最近,在实际数据分析中,我们考虑了许多领域的相关数据,例如医学、经济学和许多其他领域。特别是,从同一受试者身上多次重复测量的数据,称为纵向数据,在这些领域得到了广泛应用。一般来说,来自同一主题的数据具有相关性,另一方面,来自不同主题的数据是独立的。。梁和Zeger(1986)介绍了广义线性模型(Nelder和Wedderburn,1972)的一个推广,称为广义估计方程(GEE)。GEE方法是对具有相关性的数据进行分析的方法之一。GEE方法的定义特征是,我们可以使用可以自由选择的工作相关矩阵。如果工作相关矩阵正确与否,我们可以得到很好的参数估计。重要的是,我们不需要联合分发的完整规范。因此,GEE方法在许多领域得到了广泛的应用。”选型”也是一个重要问题,因此我们将选型应用于GEE。通常,在模型选择中,我们通过风险函数来衡量拟合优度,并选择风险函数最小的模型。然后,利用风险函数的渐近无偏估计量,考虑模型的选择准则。例如,使用了预期的Kullback-Leibler信息(Kullback和Leibler,1951)和最著名的Akaike信息准则(AIC)(Akaike,19731974)。AIC的计算公式为AIC=−2×(最大似然比)+2×(参数个数)。此外,Nishii(1984)和Rao(1988)提出的作为AIC扩展的GIC也应用于许多领域。然而,由于我们没有指定联合分布,我们不能将基于模型选择准则的似然性用作AIC或GIC。已经提出了GEE方法中的一些模型选择标准,如AIC和GIC。
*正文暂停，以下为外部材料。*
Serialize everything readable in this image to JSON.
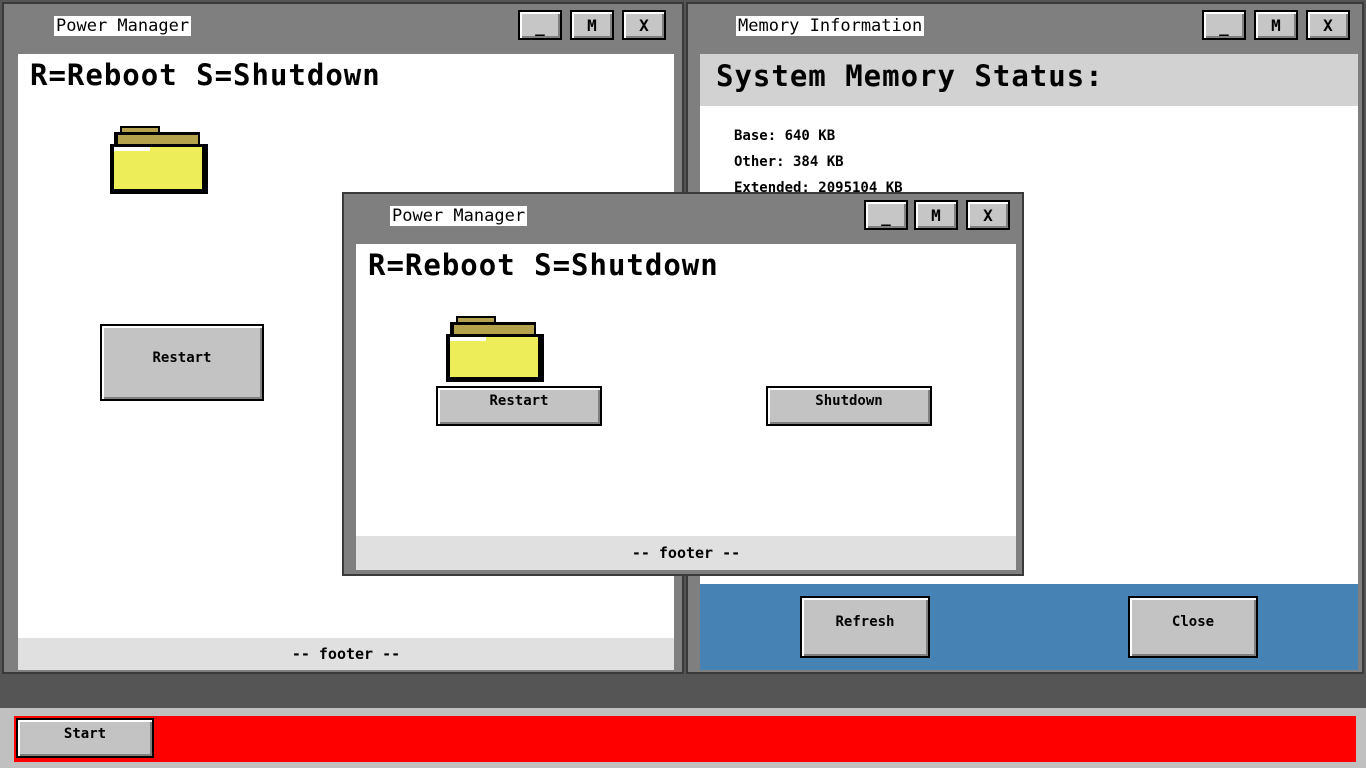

例如,Pan(2001)提出了基于拟似然的QIC(由Wedderburn定义,1974)。此外,Cantoni等人(2005)提出的GCp是Mallow Cp的一般扩展(Mallows,1973)。Hin和Wang(2009)以及Gosho等人(2011)提出的CIC是选择相关结构的标准。不幸的是,上面的标准是在没有考虑相关性结构的情况下推导出来的,所以我们认为这些标准没有反映相关性。在此背景下,Inatsu和Imori(2013)提出了一种新的模型选择标准PMSEG(GEE中的预测均方误差),该标准使用基于协方差矩阵归一化的预测均方差(PMSE)的风险函数。Inatsu和Imori(2013)在相关性和标度参数都已知的情况下提出了这个标准,但相关性和标量参数通常是未知的,所以我们在相关性和尺度参数都未知的情况下考虑这个标准。本文的主要内容是在相关参数和尺度参数都未知的情况下,提出考虑相关结构的模型选择准则。为了提出新的模型选择准则,我们评估了风险函数估计量的渐近偏差,并考虑了估计相关参数和尺度参数的影响。我们关注的是“变量选择”,即选择变量的最佳组合。本文组织如下:在第2节中,我们介绍了GEE框架,并提出了参数的估计方法。然后,我们对GEE估计量进行了随机展开。在第3节中,我们定义了风险函数的估计,并通过计算偏差来评估渐近偏差,并提出了新的模型选择准则。在第4节中,我们进行了数值研究。在第5节中,我们结束讨论。在附录中,我们提供了偏差的计算过程。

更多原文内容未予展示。